‘Buying bad’: the black market where access to hacked Australian data can cost as little as $500 | Cybercrime
When personal data is stolen in a breach, such as the recent high-profile attacks on Optus and Medibank, it often begins a journey through a shadowy criminal marketplace that follows surprisingly traditional models of supply and demand.
Passwords, personal information, copies of identity documents and contact details of victims can pass through a web of transactions, mediated in online forums or hidden on the dark web, and denominated in cryptocurrency, before ending up in the hands of those who plan to exploit them.
“There are several different markets out there – or forums,” explains Dean Williams, systems engineer at NortonLifeLock.
“You can often find verified hack shops where you can search by organization name and have access to the entire list right down to buyer-seller platforms where you can buy different levels of [personal information] in different amounts.”
The biggest ones offer cybercrime products as a service, where you can order a distributed denial of service attack to bring down a website, order ransomware tools or services, and malware that people can then use on the proposed targets.
“It means that people can enter the world of cybercrime without having traditional cyber skills because you just ‘buy bad’ or rent,” said Katherine Mansted, director of cyber intelligence at CyberCX.
Transactions are in cryptocurrency – often bitcoin. Initial access to an organization in Australia can cost around $500, but Mansted said there was no standard price because it depended on the size of the organisation, the quality of access and the sector the organization is in. The price is usually higher for companies in larger countries such as the US .

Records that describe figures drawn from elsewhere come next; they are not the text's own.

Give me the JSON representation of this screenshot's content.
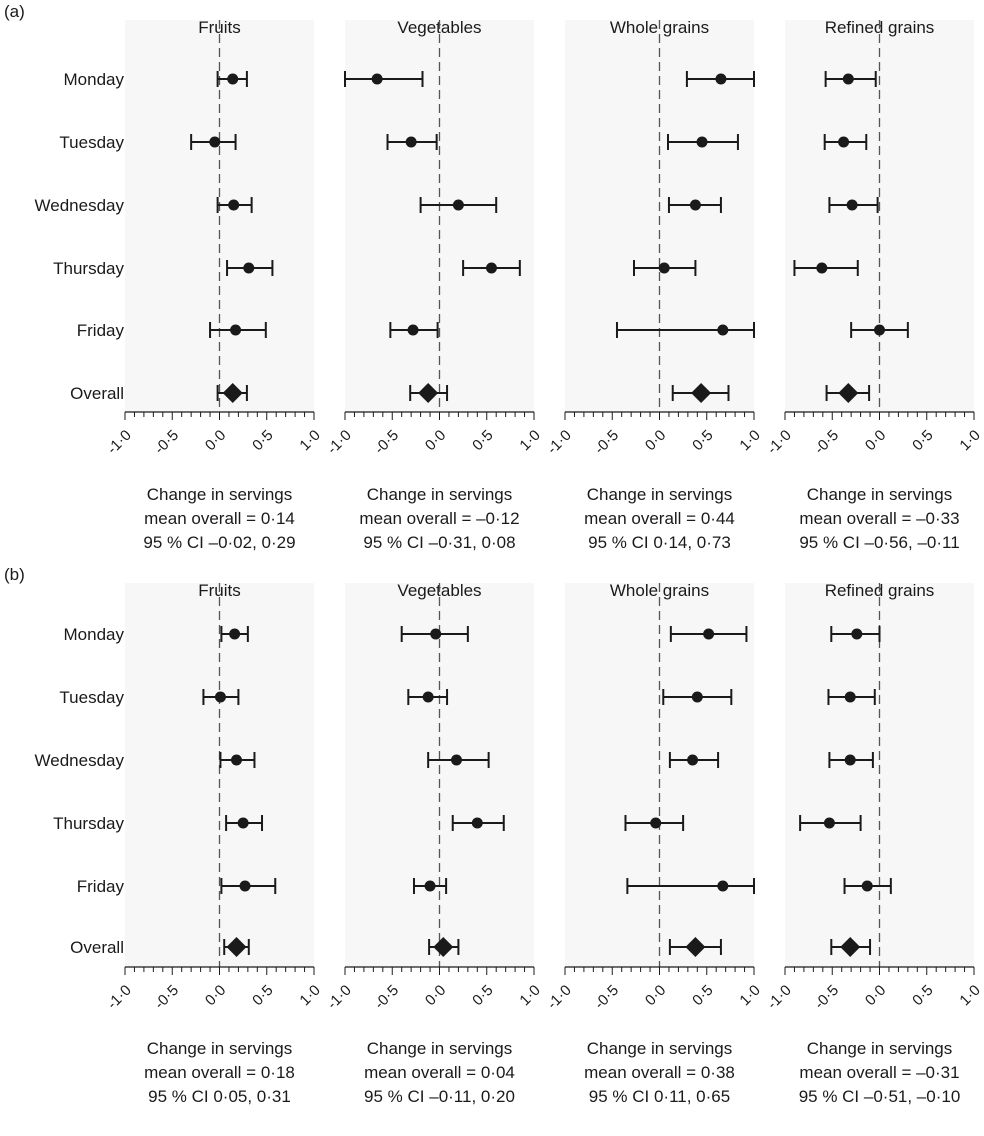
{
  "chart_data": [
    {
      "type": "forest",
      "panel_label": "(a)",
      "row_labels": [
        "Monday",
        "Tuesday",
        "Wednesday",
        "Thursday",
        "Friday",
        "Overall"
      ],
      "xlim": [
        -1.0,
        1.0
      ],
      "tick_labels": [
        "-1·0",
        "-0·5",
        "0·0",
        "0·5",
        "1·0"
      ],
      "reference_line": 0,
      "subplots": [
        {
          "title": "Fruits",
          "points": [
            {
              "est": 0.14,
              "lo": -0.02,
              "hi": 0.29
            },
            {
              "est": -0.05,
              "lo": -0.3,
              "hi": 0.17
            },
            {
              "est": 0.15,
              "lo": -0.02,
              "hi": 0.34
            },
            {
              "est": 0.31,
              "lo": 0.08,
              "hi": 0.56
            },
            {
              "est": 0.17,
              "lo": -0.1,
              "hi": 0.49
            },
            {
              "est": 0.14,
              "lo": -0.02,
              "hi": 0.29,
              "marker": "diamond"
            }
          ],
          "footer": [
            "Change in servings",
            "mean overall = 0·14",
            "95 % CI –0·02, 0·29"
          ]
        },
        {
          "title": "Vegetables",
          "points": [
            {
              "est": -0.66,
              "lo": -1.0,
              "hi": -0.18
            },
            {
              "est": -0.3,
              "lo": -0.55,
              "hi": -0.03
            },
            {
              "est": 0.2,
              "lo": -0.2,
              "hi": 0.6
            },
            {
              "est": 0.55,
              "lo": 0.25,
              "hi": 0.85
            },
            {
              "est": -0.28,
              "lo": -0.52,
              "hi": -0.02
            },
            {
              "est": -0.12,
              "lo": -0.31,
              "hi": 0.08,
              "marker": "diamond"
            }
          ],
          "footer": [
            "Change in servings",
            "mean overall = –0·12",
            "95 % CI –0·31, 0·08"
          ]
        },
        {
          "title": "Whole grains",
          "points": [
            {
              "est": 0.65,
              "lo": 0.29,
              "hi": 1.0
            },
            {
              "est": 0.45,
              "lo": 0.09,
              "hi": 0.83
            },
            {
              "est": 0.38,
              "lo": 0.1,
              "hi": 0.65
            },
            {
              "est": 0.05,
              "lo": -0.27,
              "hi": 0.38
            },
            {
              "est": 0.67,
              "lo": -0.45,
              "hi": 1.0
            },
            {
              "est": 0.44,
              "lo": 0.14,
              "hi": 0.73,
              "marker": "diamond"
            }
          ],
          "footer": [
            "Change in servings",
            "mean overall = 0·44",
            "95 % CI 0·14, 0·73"
          ]
        },
        {
          "title": "Refined grains",
          "points": [
            {
              "est": -0.33,
              "lo": -0.57,
              "hi": -0.04
            },
            {
              "est": -0.38,
              "lo": -0.58,
              "hi": -0.14
            },
            {
              "est": -0.29,
              "lo": -0.53,
              "hi": -0.02
            },
            {
              "est": -0.61,
              "lo": -0.9,
              "hi": -0.23
            },
            {
              "est": 0.0,
              "lo": -0.3,
              "hi": 0.3
            },
            {
              "est": -0.33,
              "lo": -0.56,
              "hi": -0.11,
              "marker": "diamond"
            }
          ],
          "footer": [
            "Change in servings",
            "mean overall = –0·33",
            "95 % CI –0·56, –0·11"
          ]
        }
      ]
    },
    {
      "type": "forest",
      "panel_label": "(b)",
      "row_labels": [
        "Monday",
        "Tuesday",
        "Wednesday",
        "Thursday",
        "Friday",
        "Overall"
      ],
      "xlim": [
        -1.0,
        1.0
      ],
      "tick_labels": [
        "-1·0",
        "-0·5",
        "0·0",
        "0·5",
        "1·0"
      ],
      "reference_line": 0,
      "subplots": [
        {
          "title": "Fruits",
          "points": [
            {
              "est": 0.16,
              "lo": 0.02,
              "hi": 0.3
            },
            {
              "est": 0.01,
              "lo": -0.17,
              "hi": 0.2
            },
            {
              "est": 0.18,
              "lo": 0.01,
              "hi": 0.37
            },
            {
              "est": 0.25,
              "lo": 0.07,
              "hi": 0.45
            },
            {
              "est": 0.27,
              "lo": 0.02,
              "hi": 0.59
            },
            {
              "est": 0.18,
              "lo": 0.05,
              "hi": 0.31,
              "marker": "diamond"
            }
          ],
          "footer": [
            "Change in servings",
            "mean overall = 0·18",
            "95 % CI 0·05, 0·31"
          ]
        },
        {
          "title": "Vegetables",
          "points": [
            {
              "est": -0.04,
              "lo": -0.4,
              "hi": 0.3
            },
            {
              "est": -0.12,
              "lo": -0.33,
              "hi": 0.08
            },
            {
              "est": 0.18,
              "lo": -0.12,
              "hi": 0.52
            },
            {
              "est": 0.4,
              "lo": 0.14,
              "hi": 0.68
            },
            {
              "est": -0.1,
              "lo": -0.27,
              "hi": 0.07
            },
            {
              "est": 0.04,
              "lo": -0.11,
              "hi": 0.2,
              "marker": "diamond"
            }
          ],
          "footer": [
            "Change in servings",
            "mean overall = 0·04",
            "95 % CI –0·11, 0·20"
          ]
        },
        {
          "title": "Whole grains",
          "points": [
            {
              "est": 0.52,
              "lo": 0.12,
              "hi": 0.92
            },
            {
              "est": 0.4,
              "lo": 0.04,
              "hi": 0.76
            },
            {
              "est": 0.35,
              "lo": 0.11,
              "hi": 0.62
            },
            {
              "est": -0.04,
              "lo": -0.36,
              "hi": 0.25
            },
            {
              "est": 0.67,
              "lo": -0.34,
              "hi": 1.0
            },
            {
              "est": 0.38,
              "lo": 0.11,
              "hi": 0.65,
              "marker": "diamond"
            }
          ],
          "footer": [
            "Change in servings",
            "mean overall = 0·38",
            "95 % CI 0·11, 0·65"
          ]
        },
        {
          "title": "Refined grains",
          "points": [
            {
              "est": -0.24,
              "lo": -0.51,
              "hi": 0.0
            },
            {
              "est": -0.31,
              "lo": -0.54,
              "hi": -0.05
            },
            {
              "est": -0.31,
              "lo": -0.53,
              "hi": -0.07
            },
            {
              "est": -0.53,
              "lo": -0.84,
              "hi": -0.2
            },
            {
              "est": -0.13,
              "lo": -0.37,
              "hi": 0.12
            },
            {
              "est": -0.31,
              "lo": -0.51,
              "hi": -0.1,
              "marker": "diamond"
            }
          ],
          "footer": [
            "Change in servings",
            "mean overall = –0·31",
            "95 % CI –0·51, –0·10"
          ]
        }
      ]
    }
  ]
}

Building credibility in these groups can be through proving what you’ve got – in a data breach, the seller of the records will often provide a sample to allow users to cross-check against existing breaches to ensure it’s genuinely new material.
Some sites even have Reddit-style voting systems.
“Because of the presence of law enforcement and researchers, marketplaces rely on reputation systems to try to distinguish real cybercriminals from pretenders. And, of course, reputation systems also give buyers and sellers a degree of protection against fraudsters,” said Brett Callow, threat analyst at Emsisoft. “Some marketplaces also offer intermediary services that hold funds until buyers confirm that the product is as described.”
Law enforcement is able to take down some marketplaces or some of the biggest sellers of services, but experts say it’s a mule game. When a group or site falls away, a new one will appear.
“Unfortunately, there is so much money to be made from cybercrime that there will always be people willing to step up to fill the gaps in the ecosystem,” Callow said.
“When we do searches, we find sites drop and reappear in the same format but under a different URL,” Williams said.
“You have to look at it as a game of cat and mouse. Criminals are very, very good at swinging.”
Mansted said black markets work “exactly the same” as any other.
“Some groups have the upper hand and some don’t,” she said. “Some groups sell the best stuff and have the best price for it, different people are highly skilled and they rise up and sometimes they rise up to find the attention of law enforcement and then they have a quick end.”
Hackers may be employees of these markets, she said.
“It’s not just hackers in hoodies, it’s grandmothers in Russia and former Soviet countries, it’s people who, in any part of the world, literally go to work every day, as businesses, criminal enterprises within a market and a economy,” she said.
“And then once you understand that, you can actually start to figure out how to actually stop their economy. You can figure out what pieces are vulnerable, and that’s where you can focus your attention.
“It’s a market economy – we just have to figure out how to make it less profitable for them.”